Yerel özerklik ve devlet yönetimi

Bir yerel yönetim olarak belediye meclisi, belediye faaliyetleriyle ilgili politikaları belirler: Bunlar girişimler, finansmanlar, vergiler ve harçlar, hizmet bedelleri, yönetim biçimi, belediye sınırları içindeki alanın ve belediyeyi oluşturan yerleşimlerin yönetimi ve geliştirilmesi, kamu sağlığı, belediyedeki eğitim, kültür, kamu hizmetleri ve belediye hizmetleri, sosyal yardım ve sosyal hizmetler, çevre ve doğal kaynakların korunması, belediyenin kültürel, tarihi ve mimari eserlerinin korunmasıyla birlikte sporun, halka açık dinlenme alanlarının ve turizmin teşvik edilmesi gibi faaliyetlerdir.

Belediye meclisi diğer kurumların yetkisi dâhilinde olmayan, ancak yerel önem taşıyan görevlerle birlikte kendisine kanunla verilen diğer görevleri de yerine getirir.

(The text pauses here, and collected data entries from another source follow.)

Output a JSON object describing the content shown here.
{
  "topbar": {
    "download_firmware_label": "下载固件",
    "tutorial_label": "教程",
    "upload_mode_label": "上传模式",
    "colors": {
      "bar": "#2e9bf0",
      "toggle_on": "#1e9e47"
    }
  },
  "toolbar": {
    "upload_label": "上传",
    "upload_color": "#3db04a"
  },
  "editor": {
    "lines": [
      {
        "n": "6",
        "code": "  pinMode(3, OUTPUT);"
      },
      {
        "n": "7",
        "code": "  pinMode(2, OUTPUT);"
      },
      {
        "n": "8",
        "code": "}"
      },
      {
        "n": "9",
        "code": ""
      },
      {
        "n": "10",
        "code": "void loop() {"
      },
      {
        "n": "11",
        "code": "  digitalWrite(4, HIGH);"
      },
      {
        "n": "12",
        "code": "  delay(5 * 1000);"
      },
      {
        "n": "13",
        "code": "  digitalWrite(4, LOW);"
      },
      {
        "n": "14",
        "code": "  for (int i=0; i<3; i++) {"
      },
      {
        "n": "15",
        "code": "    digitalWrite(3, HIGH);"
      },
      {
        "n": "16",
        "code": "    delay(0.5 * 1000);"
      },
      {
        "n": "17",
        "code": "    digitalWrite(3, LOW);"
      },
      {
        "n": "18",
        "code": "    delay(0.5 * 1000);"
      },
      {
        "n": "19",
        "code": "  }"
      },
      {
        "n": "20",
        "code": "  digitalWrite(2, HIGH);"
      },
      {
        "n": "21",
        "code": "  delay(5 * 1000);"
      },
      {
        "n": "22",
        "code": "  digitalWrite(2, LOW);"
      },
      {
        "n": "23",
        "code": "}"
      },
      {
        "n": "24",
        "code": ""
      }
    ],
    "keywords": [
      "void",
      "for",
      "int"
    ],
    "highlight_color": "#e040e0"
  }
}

Belediye meclisi, belediye bütçesini kabul eder ve denetler, belediye vergilerinin oranını belirler, belediye varlıklarının edinilmesi, yönetilmesi ve elden çıkarılması konularında kararlar alır, stratejileri, programları ve faaliyet planlarını kabul eder, belediye içindeki birlikler, cadde isimleri, sınır değişiklikleri, belediye referandumları gibi konularla ilgili alınan kararları onaylar. Belediye meclisinin kararları yürütme organını bağlar. Ancak, bütün bunlara karşı, Yerel Özerklik ve Yerel Yönetimler ile diğer mevzuata göre, soruşturmaya uğrayabilirler.

Semt yönetimi meclisi şu alanlarda semtte yaşayan insanların karşılaştıkları problemlere çözümler bularak belediye meclisine yardım eder: Yasal veya doğal kurumlar için idari hizmetler ve semtte gelişme ve kalkınmayla ilgili işleri yürütür. Ayrıca semt yönetimi meclisi, belediye meclisinin ve belediye yönetiminin organize olması ve çalışmasıyla ilgili düzenlemelerle kendisine verilen görevleri de yerine getirir.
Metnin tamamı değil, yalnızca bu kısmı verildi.